Define and query shop visibility
Company: Meta
Role: Data Scientist
Category: Data Manipulation (SQL/Python)
Difficulty: Medium
Interview Round: Onsite
You are given the following schema. Use only the columns provided; do not introduce new fields or labels.
Tables and columns:
- shops(shop_id INT, shop_name TEXT, country TEXT)
- product_impressions(session_id TEXT, ts TIMESTAMP, product_id INT, shop_id INT, page TEXT, rank INT)
Sample data (ASCII):
shops
+---------+-----------+---------+
| shop_id | shop_name | country |
+---------+-----------+---------+
| 1 | Alpha | US |
| 2 | Beta | US |
| 3 | Gamma | CA |
| 4 | Delta | GB |
+---------+-----------+---------+
product_impressions
+------------+---------------------+------------+---------+-----------+------+
| session_id | ts | product_id | shop_id | page | rank |
+------------+---------------------+------------+---------+-----------+------+
| s1 | 2025-08-31 10:00:00 | 101 | 1 | home_feed | 1 |
| s1 | 2025-08-31 10:00:05 | 102 | 2 | home_feed | 7 |
| s2 | 2025-08-31 11:20:00 | 103 | 1 | home_feed | 3 |
| s3 | 2025-08-30 09:00:00 | 104 | 2 | home_feed | 2 |
| s3 | 2025-08-30 09:00:03 | 105 | 3 | home_feed | 6 |
| s4 | 2025-08-25 15:00:00 | 106 | 3 | home_feed | 5 |
| s5 | 2025-08-29 12:00:00 | 107 | 1 | search | 1 |
| s6 | 2025-08-31 14:00:00 | 108 | 2 | home_feed | 4 |
+------------+---------------------+------------+---------+-----------+------+
Define the daily Shop Visibility Score (SVS) for a shop as: among sessions that had at least one home_feed impression on that calendar date (UTC), the fraction of distinct sessions that saw ≥1 impression from that shop with rank <= 5 on home_feed the same date. A session can contribute to multiple shops' numerators if it saw multiple shops in top-5; the denominator is the distinct session count with any home_feed impression that date.
Tasks:
1) Write a single SQL query (CTEs allowed) that returns, for 2025-08-25 to 2025-08-31 inclusive, one row per (date, shop_id, SVS, numerator_sessions, denominator_sessions). Use only product_impressions and shops.

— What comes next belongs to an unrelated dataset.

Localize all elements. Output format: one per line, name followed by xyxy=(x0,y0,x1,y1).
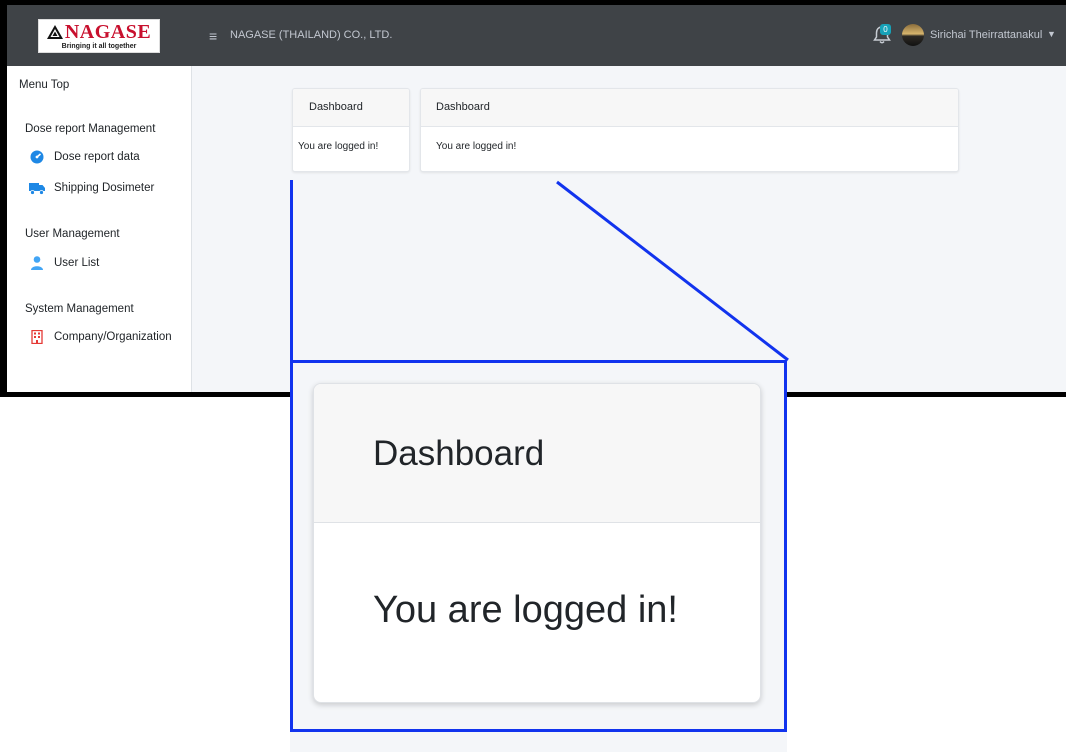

2) From your result, return the top 3 shops by 7-day average SVS; break ties by higher total home_feed impressions (same window).
3) Suppose rank can have gaps (e.g., no rank=1 for a given session). Explain how your query still correctly counts top-5 visibility or adjust it without adding columns.
4) Identify two failure modes where this SVS could be gamed or biased using only the given schema (e.g., repeated impressions within a session), and propose an SQL-only mitigation for each.
Quick Answer: This question evaluates a candidate's ability to design and compute a session‑level visibility metric using SQL and data manipulation techniques, covering joins, date/window handling, deduplication, aggregations, and metric validation.